Part of the reason for that shift in focus from the technicians and developers to the users is that the users themselves have a better idea of what they want, according to Keith Swenson, VP of research and development for Fujitsu Computer Systems (computers.us.fujitsu.com). "A year ago, a lot of people inside organizations still didn't know what [SOA] was. There was a lot of confusion," he says.
Other SOA experts say that adoption of SOA has gotten another boost in the last year because knowledge of the technology, its capabilities and potential benefits for organizations has extended beyond IT professionals to those in the corporate suite.
"Now people are looking around for what they can do with [SOA]," Swenson says.
SOA in action
The answer is plenty, with the organizations with the highest knowledge usage achieving the greatest benefits. For example, a multinational oil company is using SOA technology to collect emission information for its various sites throughout the world, according to Larry Goldenhersh, president and CEO of Enviance. The company previously recorded the information from each site, recorded the data on a spreadsheet, and then compared it against allowable emissions. With some 2,000 different permits requiring about 25,000 reports on a monthly basis, that was a cumbersome, labor-intensive and slow process.
"Companies know that it is easier and less expensive for knowledge workers to use Web-based services to gather this information," Goldenhersh says.
Now that the company has added SOA-based technology to monitor systems—specifically, Web-based services—manual recording and reporting are no longer necessary. The company now uses an Internet-based system to collect all of the information and input it into environmental reports and active dashboards. The dashboards allow the company to quickly see when emissions are too high and to take corrective action, Goldenhersh says. The company can recognize and correct problems more quickly, enabling it to minimize fines and penalties.
"Using SOA is the best way for companies to install best-of-breed point solutions," says Morris Panner, CEO of OpenAir. "It's a way of bridging data silos and a cost-effective way of automating processes."
Though some businesses, such as financial services organizations, have discussed breaking down information silos for several years, the actual implementation and use of enterprisewide search/SOA-based applications is still relatively new, according to BearingPoint's Ramachandra.
Part of the challenge with the adoption of SOA is that some systems and some organizations aren't ready for it.
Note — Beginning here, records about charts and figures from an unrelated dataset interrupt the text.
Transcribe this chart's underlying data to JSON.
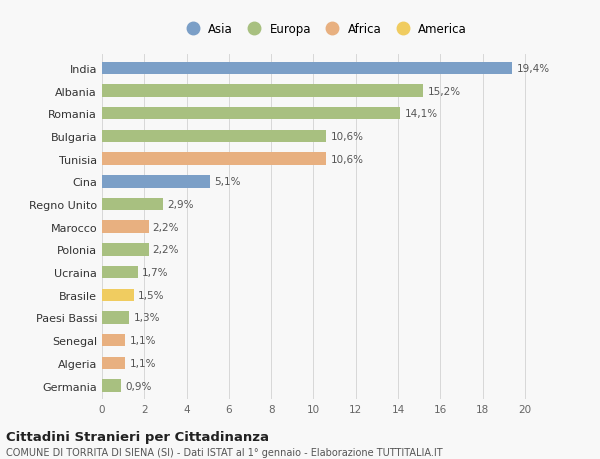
{
  "countries": [
    "India",
    "Albania",
    "Romania",
    "Bulgaria",
    "Tunisia",
    "Cina",
    "Regno Unito",
    "Marocco",
    "Polonia",
    "Ucraina",
    "Brasile",
    "Paesi Bassi",
    "Senegal",
    "Algeria",
    "Germania"
  ],
  "values": [
    19.4,
    15.2,
    14.1,
    10.6,
    10.6,
    5.1,
    2.9,
    2.2,
    2.2,
    1.7,
    1.5,
    1.3,
    1.1,
    1.1,
    0.9
  ],
  "labels": [
    "19,4%",
    "15,2%",
    "14,1%",
    "10,6%",
    "10,6%",
    "5,1%",
    "2,9%",
    "2,2%",
    "2,2%",
    "1,7%",
    "1,5%",
    "1,3%",
    "1,1%",
    "1,1%",
    "0,9%"
  ],
  "continents": [
    "Asia",
    "Europa",
    "Europa",
    "Europa",
    "Africa",
    "Asia",
    "Europa",
    "Africa",
    "Europa",
    "Europa",
    "America",
    "Europa",
    "Africa",
    "Africa",
    "Europa"
  ],
  "colors": {
    "Asia": "#7b9fc7",
    "Europa": "#a8c080",
    "Africa": "#e8b080",
    "America": "#f0cc60"
  },
  "legend_order": [
    "Asia",
    "Europa",
    "Africa",
    "America"
  ],
  "title": "Cittadini Stranieri per Cittadinanza",
  "subtitle": "COMUNE DI TORRITA DI SIENA (SI) - Dati ISTAT al 1° gennaio - Elaborazione TUTTITALIA.IT",
  "xlim": [
    0,
    21
  ],
  "xticks": [
    0,
    2,
    4,
    6,
    8,
    10,
    12,
    14,
    16,
    18,
    20
  ],
  "background_color": "#f8f8f8",
  "grid_color": "#d8d8d8"
}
Some older systems and applications aren't capable of working in an SOA environment without some type of middleware, says Charles Isaacs, CTO for KANA (kana.com).
"SOA can't be a point solution," Keene adds. "It can't just be a technical implementation."
The need for SOA, which is more encompassing than enterprise resource or customer relationship management systems, has led to acquisitions or partnerships among technology providers in the last year. BearingPoint has partnered with Oracle on Project Fusion to provide SOA-related technologies that work with legacy Oracle systems.
BEA acquired Flashline, known for its enterprise metadata repository. The Flashline repository will be a key component of the company's AquaLogic product family, BEA reports. It will enable tracking, governing and managing liquid assets in a common repository for sharing across multiple projects and measuring the resulting business value.
Similarly IBM acquired FileNet to expand on the company's enterprise resource planning (ERP) offerings.
"One of the goals of an SOA infrastructure is to implement automation as thoroughly as possible throughout the organization to reduce repetitive types of tasks," says Dave Caldiera, VP of platform product marketing for FileNet.
So, these systems enhance workflow not only by sharing information between systems, but also by automatically triggering workflow from one application to another in sequential processes like a loan application. The customer applies online, the application takes the personal information to run a credit check. If the applicant meets the credit requirements, the necessary information flows through to the next process, which continues the loan process.
In the next year, experts expect SOA to become more ingrained in organizations and adapted by ever-smaller enterprises as they seek to gain some efficiency and other benefits that the technology offers. As that happens, more organizations will look for an increasing number of SOA initiatives, says Caldiera, who, like many others, expects further maturation of the technology in the next several months.